Under the GAO’s bid protest rules, an offeror is not presumed to have knowledge of information published on the Army’s Single Face to Industry (ASFI) website.
In a recent bid protest decision, the GAO held that an offeror did not have “constructive knowledge” of an amendment posted on the ASFI because, unlike FedBizOpps, the ASFI has not been designated as a government-wide point of entry for the publication of solicitations.
The GAO’s decision in Latvian Connection, LLC, B-411489 (Aug. 11, 2015) involved an Army solicitation seeking a contractor to provide and install sunshade canopies at various sites in Kuwait. The solicitation was issued on March 20, 2015.
On April 20, Latvian Connection, LLC submitted a proposal. On April 28, the Army issued Amendment 4 to the solicitation. Amendment 4 set forth new dimensions for the sunshades and altered the solicitation in other significant ways. Amendment 4 established a deadline of May 4, at 3:00 p.m. Kuwait time, for the submission of revised proposals.
Although the Army sent Amendment 4 to other offerors, the Army was unaware that Latvian Connection had submitted an initial proposal because Latvian Connection’s proposal had been emailed to the Contracting Officer, who was away on temporary duty. The other offerors also emailed their proposals to the Contracting Specialist, but Latvian Connection used an incorrect email address for the Contracting Specialist.
In addition to sending the proposal to other offerors, the Army posted Amendment 4 on the ASFI on April 28. The Army did not post Amendment 4 on FedBizOpps.
On May 2, Latvian Connection noticed Amendment 4 on the ASFI. On Sunday, May 3, Latvian Connection filed a GAO bid protest. In its protest, Latvian Connection argued that it had not been afforded sufficient time to respond to Amendment 4. The protest was docketed by the GAO at 8:30 a.m. on May 4, which was 3:30 p.m. Kuwait time.
The Army argued, in part, that Latvian Connection had “constructive notice” of Amendment 4 on April 28, when it was posted on the ASFI. The Army contended that the protest should be dismissed as untimely because Latvian Connection had not filed its protest before the proposal deadline–which, ordinarily, is when a protest challenging a solicitation’s terms is due.
The GAO disagreed. It wrote that Latvian Connection could not be presumed to have knowledge of Amendment 4 on April 28:
The ASFI website is not a government-wide point of entry (GPE) designated for the publication of solicitations. Instead, FedBizOpps has been designated as the GPE-that is, the single point where government business opportunities greater than $25,000 (such as the solicitation here), including synopses of proposed contract actions, solicitations, and associated information, can be accessed electronically by the public. While offerors are charged with constructive knowledge of procurement actions published on the GPE, Latvian Connection did not have constructive notice in this instance because ASFI is not the GPE.

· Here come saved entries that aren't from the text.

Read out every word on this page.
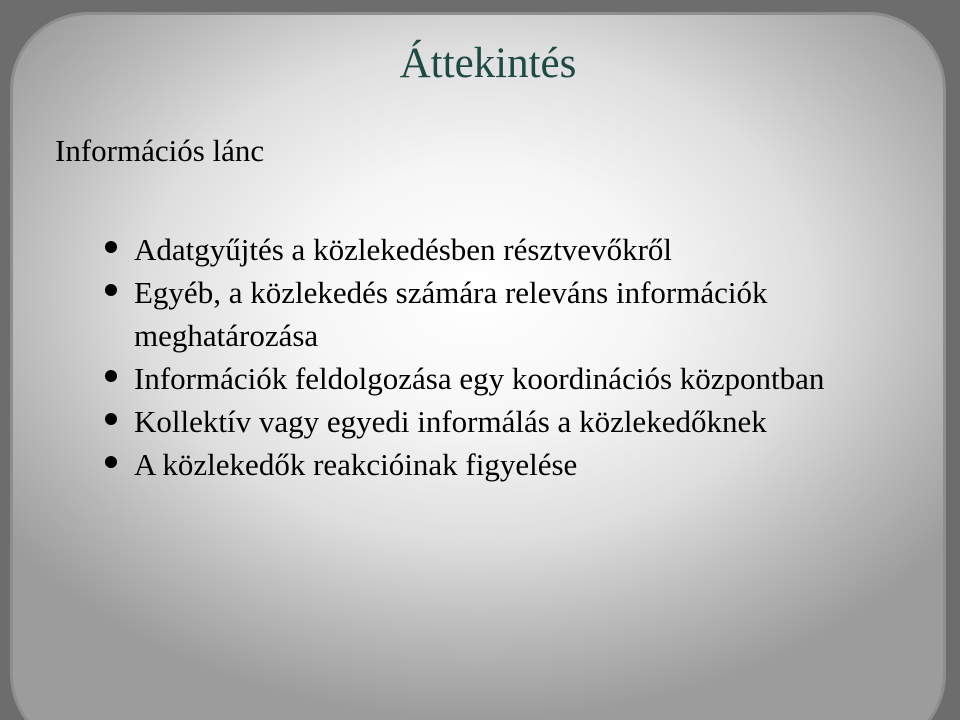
Áttekintés
Információs lánc
Adatgyűjtés a közlekedésben résztvevőkről
Egyéb, a közlekedés számára releváns információk meghatározása
Információk feldolgozása egy koordinációs központban
Kollektív vagy egyedi informálás a közlekedőknek
A közlekedők reakcióinak figyelése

The GAO wrote that Latvian Connection had learned of Amendment 4 after the GAO closed on Friday, May 1, and that Latvian Connection’s protest had been docketed as early as possible after Latvian Connection learned of Amendment 4. The GAO held that Latvian Connection’s protest was timely.

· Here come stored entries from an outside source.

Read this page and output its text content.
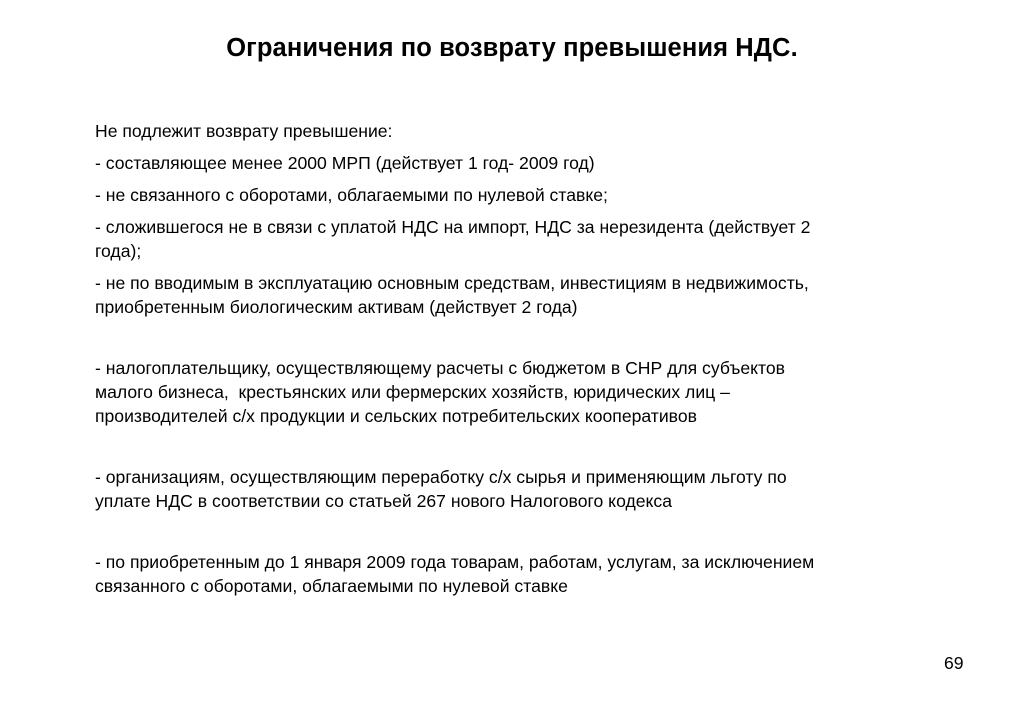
Ограничения по возврату превышения НДС.
Не подлежит возврату превышение:
- составляющее менее 2000 МРП (действует 1 год- 2009 год)
- не связанного с оборотами, облагаемыми по нулевой ставке;
- сложившегося не в связи с уплатой НДС на импорт, НДС за нерезидента (действует 2
года);
- не по вводимым в эксплуатацию основным средствам, инвестициям в недвижимость,
приобретенным биологическим активам (действует 2 года)
- налогоплательщику, осуществляющему расчеты с бюджетом в СНР для субъектов
малого бизнеса,  крестьянских или фермерских хозяйств, юридических лиц –
производителей с/х продукции и сельских потребительских кооперативов
- организациям, осуществляющим переработку с/х сырья и применяющим льготу по
уплате НДС в соответствии со статьей 267 нового Налогового кодекса
- по приобретенным до 1 января 2009 года товарам, работам, услугам, за исключением
связанного с оборотами, облагаемыми по нулевой ставке
69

Turning to the merits of the protest, the GAO wrote that “the protester had less than 2 business days in which to respond to amendment No. 4, specifically to prepare a revised proposal addressing the new sunshade canopy dimensions.” The GAO concluded, “[u]nder these circumstances, we find that Latvian Connection was not provided sufficient time in which to submit a response to the amendment.” The GAO sustained the protest.
Agencies sometimes post solicitation documents on websites like the ASFI, and there is nothing preventing them from doing so. However, as far as the GAO is concerned, there is only one place online where a contractor will be presumed to have notice of an agency’s solicitation posting: FedBizOpps.